Given the prominence of privileged white gay men in queer activism, I fear too sweeping a win this morning would have undermined the Democratic and progressive electoral coalition that is absolutely necessary to overcome voter disenfranchisement of people of color already taking place in bigot-ruled Red State politics across the country in the aftermath of the vile and spineless gutting of the Voting Rights Act by SCOTUS yesterday, a devastating decision in the service of reaction at least the equal of today's progressive decision in terms of historical significance.

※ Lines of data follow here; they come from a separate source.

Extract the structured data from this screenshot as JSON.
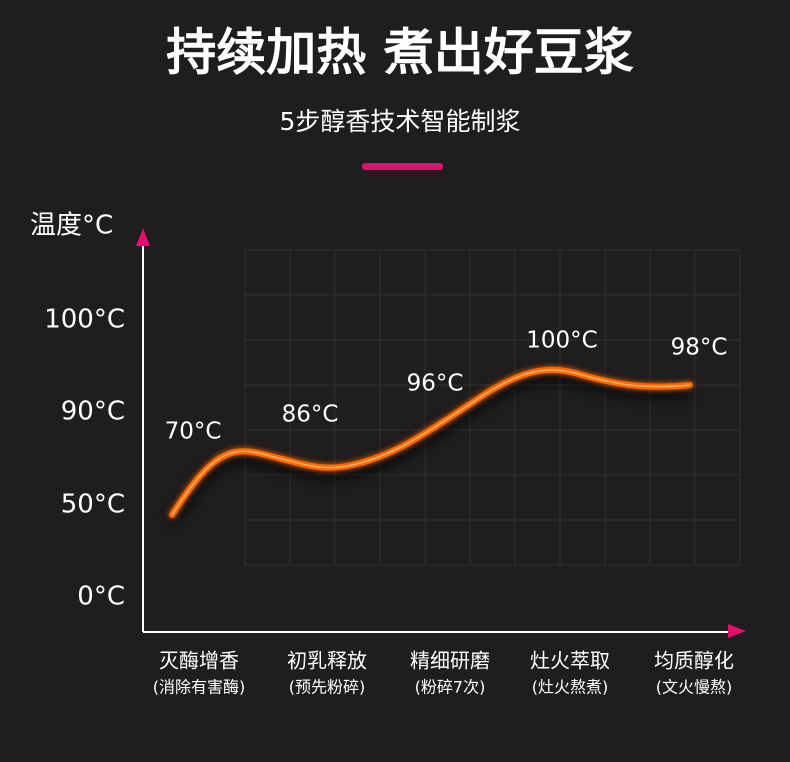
{
  "header": {
    "title": "持续加热 煮出好豆浆",
    "subtitle": "5步醇香技术智能制浆"
  },
  "axis": {
    "y_label": "温度°C",
    "y_ticks": [
      "100°C",
      "90°C",
      "50°C",
      "0°C"
    ]
  },
  "stages": [
    {
      "name": "灭酶增香",
      "detail": "(消除有害酶)",
      "temp": "70°C"
    },
    {
      "name": "初乳释放",
      "detail": "(预先粉碎)",
      "temp": "86°C"
    },
    {
      "name": "精细研磨",
      "detail": "(粉碎7次)",
      "temp": "96°C"
    },
    {
      "name": "灶火萃取",
      "detail": "(灶火熬煮)",
      "temp": "100°C"
    },
    {
      "name": "均质醇化",
      "detail": "(文火慢熬)",
      "temp": "98°C"
    }
  ]
}
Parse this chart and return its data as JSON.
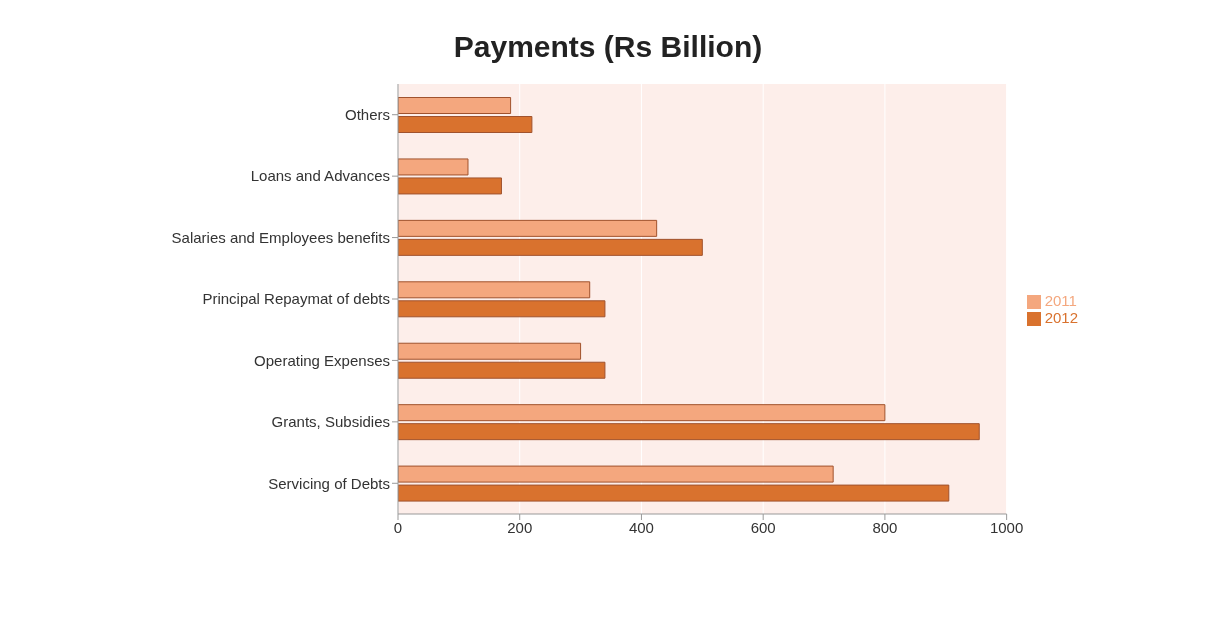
{
  "chart_data": {
    "type": "bar",
    "orientation": "horizontal",
    "title": "Payments (Rs Billion)",
    "categories": [
      "Others",
      "Loans and Advances",
      "Salaries and Employees benefits",
      "Principal Repaymat of debts",
      "Operating Expenses",
      "Grants, Subsidies",
      "Servicing of Debts"
    ],
    "series": [
      {
        "name": "2011",
        "color": "#f4a77e",
        "values": [
          185,
          115,
          425,
          315,
          300,
          800,
          715
        ]
      },
      {
        "name": "2012",
        "color": "#d9722e",
        "values": [
          220,
          170,
          500,
          340,
          340,
          955,
          905
        ]
      }
    ],
    "xlim": [
      0,
      1000
    ],
    "xticks": [
      0,
      200,
      400,
      600,
      800,
      1000
    ],
    "grid": "x",
    "legend": "right"
  }
}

Let us hope that the activism around immigration, women's health, voting equity, and continued queer struggle can energize a Democratic mid-term electorate that usually stays home, win Congressional majorities that will work with the Obama administration to implement his climate change agenda through the EPA, save and even expand the Voting Rights Act by extending pre-clearance to every jurisdiction in the entire country, provide a path to citizenship for a new generation of invigorating diversifying immigration, introduce common sense gun safety regulations, press forward the implementation of the Affordable Care Act and extend access to safe affordable abortion and birth control and women's health services everywhere in the US and introduce a public option through the healthcare exchanges, pass the Jobs Act and end the unnecessary austerian unemployment crisis, turn the tide of anti-union plutocracy with Card Check and another raising of the minimum wage finally indexed to inflation, end job discrimination against queer folks -- not to mention, one hopes, provide us more sane and sensible Democrats to work both with and against the Obama administration to revoke the 2002 War Resolution and limit the Patriot Act provisions that have empowered the global war on terror, drone policies, Guantanamo and comparable facilities, surveillance profiteering, and a Unitary Executive dangerously expanding to fill the governmental spaces opened up by Republican-exacerbated dysfunction in the other branches.

That's not a wish list, by the way, but a list of policies in the pipeline I think two more years of Democratic House control under Nancy Pelosi could reasonably accomplish with filibuster reform in the Senate. If I were writing a wish list, baby, there would be single payer healthcare, free universal public education from pre-K through community college, a living wage and truly generous work-leave and unemployment benefits tantamount to a universal basic income guarantee and universal strike fund, continental high-speed rail and a smart grid fueled by a two-hundred fifty million solar rooftops and wind farms all paid for by progressive income, property, and financial transaction taxes.